Gutachten: Qualitätskriterien für EU-Versender sind möglich |
Die Lieferbedingungen im Arzneimittel-Versandhandel stehen seit Jahren in der Kritik. Ein juristisches Gutachten könnte die Debatte nun erneut befeuern. / Foto: imago images/Winfried Rothermel
Seit Jahren beschweren sich die Apotheker über Ungleichheiten in der Überwachung zwischen Vor-Ort-Apotheken in Deutschland und internationalen Versandkonzernen. Während für Apotheker und Großhändler zahlreiche Dokumentations- und Qualitätskriterien bei der Belieferung greifen, gelten die EU-Versender in den Niederlanden als sogenannte »Grenzapotheken« – für solche Versandkonzerne gelten jenseits der niederländischen Grenze gelockerte Überwachungs- und Kontrollbedingungen.
Der CSU-Bundestagsabgeordnete und Arzt Stephan Pilsinger hat sich in den vergangenen Wochen verstärkt diesem Thema gewidmet. Erst kürzlich hatte Pilsinger beim Wissenschaftlichen Dienst des Bundestags ein Gutachten in Auftrag gegeben, in dem die beiden Kontrollsysteme in der Arzneimittelversorgung (Deutschland, Niederlande) verglichen werden. Was den Versandhandel betrifft, gebe es eine »systemimmanente Überwachungslücke«, so eine der Schlussfolgerungen der Expertise.
Nun legt Pilsinger in dieser Debatte nach. Der PZ liegt exklusiv ein weiteres Gutachten des Wissenschaftlichen Dienstes vor, in dem es unter anderem um die europarechtliche Machbarkeit von neuen Qualitätskriterien für den Rx-Versandhandel geht. Konkret geht es einerseits um die Frage, ob sich auch die EU-Versender an die Regelungen in der Apothekenbetriebsordnung zur Einhaltung der Kühlkette halten sollten.
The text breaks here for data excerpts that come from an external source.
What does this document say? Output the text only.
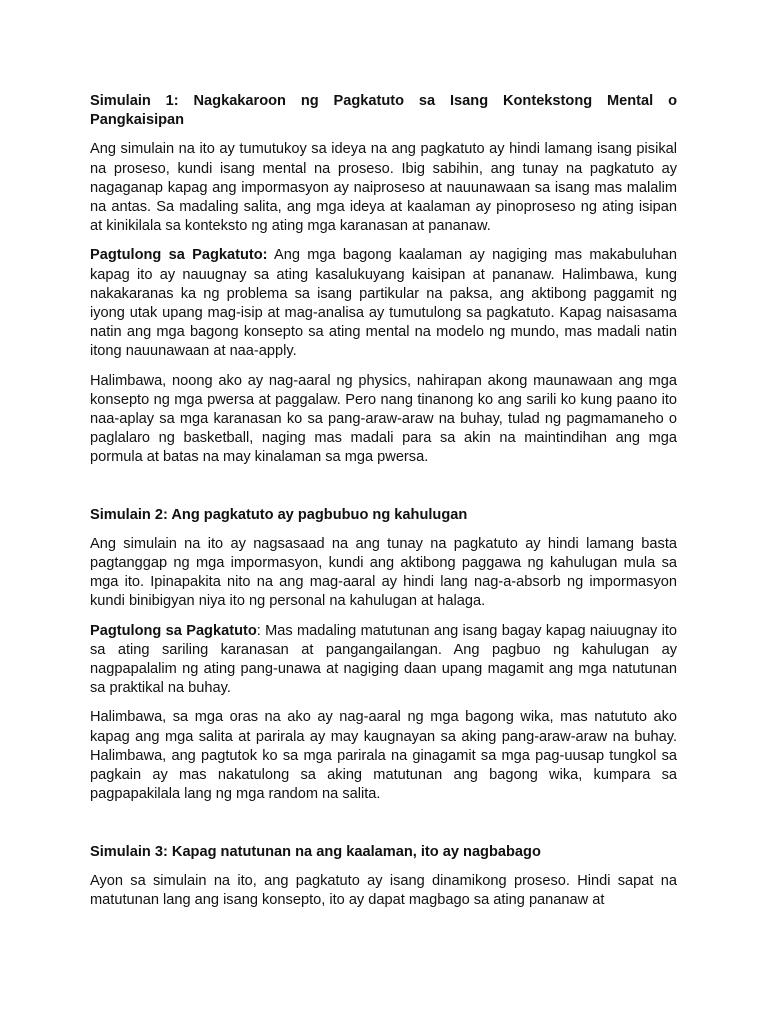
Simulain 1: Nagkakaroon ng Pagkatuto sa Isang Kontekstong Mental o Pangkaisipan

Ang simulain na ito ay tumutukoy sa ideya na ang pagkatuto ay hindi lamang isang pisikal na proseso, kundi isang mental na proseso. Ibig sabihin, ang tunay na pagkatuto ay nagaganap kapag ang impormasyon ay naiproseso at nauunawaan sa isang mas malalim na antas. Sa madaling salita, ang mga ideya at kaalaman ay pinoproseso ng ating isipan at kinikilala sa konteksto ng ating mga karanasan at pananaw.

Pagtulong sa Pagkatuto: Ang mga bagong kaalaman ay nagiging mas makabuluhan kapag ito ay nauugnay sa ating kasalukuyang kaisipan at pananaw. Halimbawa, kung nakakaranas ka ng problema sa isang partikular na paksa, ang aktibong paggamit ng iyong utak upang mag-isip at mag-analisa ay tumutulong sa pagkatuto. Kapag naisasama natin ang mga bagong konsepto sa ating mental na modelo ng mundo, mas madali natin itong nauunawaan at naa-apply.

Halimbawa, noong ako ay nag-aaral ng physics, nahirapan akong maunawaan ang mga konsepto ng mga pwersa at paggalaw. Pero nang tinanong ko ang sarili ko kung paano ito naa-aplay sa mga karanasan ko sa pang-araw-araw na buhay, tulad ng pagmamaneho o paglalaro ng basketball, naging mas madali para sa akin na maintindihan ang mga pormula at batas na may kinalaman sa mga pwersa.

Simulain 2: Ang pagkatuto ay pagbubuo ng kahulugan

Ang simulain na ito ay nagsasaad na ang tunay na pagkatuto ay hindi lamang basta pagtanggap ng mga impormasyon, kundi ang aktibong paggawa ng kahulugan mula sa mga ito. Ipinapakita nito na ang mag-aaral ay hindi lang nag-a-absorb ng impormasyon kundi binibigyan niya ito ng personal na kahulugan at halaga.

Pagtulong sa Pagkatuto: Mas madaling matutunan ang isang bagay kapag naiuugnay ito sa ating sariling karanasan at pangangailangan. Ang pagbuo ng kahulugan ay nagpapalalim ng ating pang-unawa at nagiging daan upang magamit ang mga natutunan sa praktikal na buhay.

Halimbawa, sa mga oras na ako ay nag-aaral ng mga bagong wika, mas natututo ako kapag ang mga salita at parirala ay may kaugnayan sa aking pang-araw-araw na buhay. Halimbawa, ang pagtutok ko sa mga parirala na ginagamit sa mga pag-uusap tungkol sa pagkain ay mas nakatulong sa aking matutunan ang bagong wika, kumpara sa pagpapakilala lang ng mga random na salita.

Simulain 3: Kapag natutunan na ang kaalaman, ito ay nagbabago

Ayon sa simulain na ito, ang pagkatuto ay isang dinamikong proseso. Hindi sapat na matutunan lang ang isang konsepto, ito ay dapat magbago sa ating pananaw at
In §17 der ApBetrO ist vorgeschrieben, dass Vor-Ort-Apotheken Temperaturkontrollen bei kühlpflichtigen Arzneimitteln nachweisen müssen, wenn sie diese versenden.
Die Bundestagsjuristen kommen zu dem Schluss, dass keine Diskriminierung vorläge, sollte es für EU-Versender eine solche Regelung geben – schließlich existiert sie ja bereits für die Vor-Ort-Apotheken. Hinzu komme, dass eine solche Maßnahme aus Gründen des Gesundheitsschutzes gerechtfertigt sein könnte. Die Juristen bezeichnen die Maßnahme als »recht mild« und erklären, dass Nachweise für die EU-Versender mit Blick auf den Gesundheitsschutz »wohl gut begründbar« wären.
Die Juristen stellen allerdings klar, dass dies immer von der konkreten Ausgestaltung der Maßnahme abhänge. Auch im zweiten geprüften Fall sei dies so: Konkret gingen die Experten der Frage nach, ob die verpflichtende Auslieferung von Rx-Arzneimitteln durch pharmazeutisches Fachpersonal europarechtlich machbar wäre. Hier sind die Experten allerdings skeptischer, schließlich würde sich für die Versender dadurch ein »ungleich höherer logistischer und personeller Aufwand« ergeben, weil die Apotheken vor Ort Botendienste durch pharmazeutisches Fachpersonal jetzt schon anbieten können. Die Juristen meinen, dass dies eine »Maßnahme gleicher Wirkung« sein könnte, die den innereuropäischen Handel beeinträchtigen würde. Solche Maßnahmen müssten gut begründet sein, etwa durch den Gesundheitsschutz. Ohne Kenntnis der konkreten Ausgestaltung einer solchen Regelung sei es nicht möglich, eine Verhältnismäßigkeitsprüfung vorzunehmen, so die Juristen.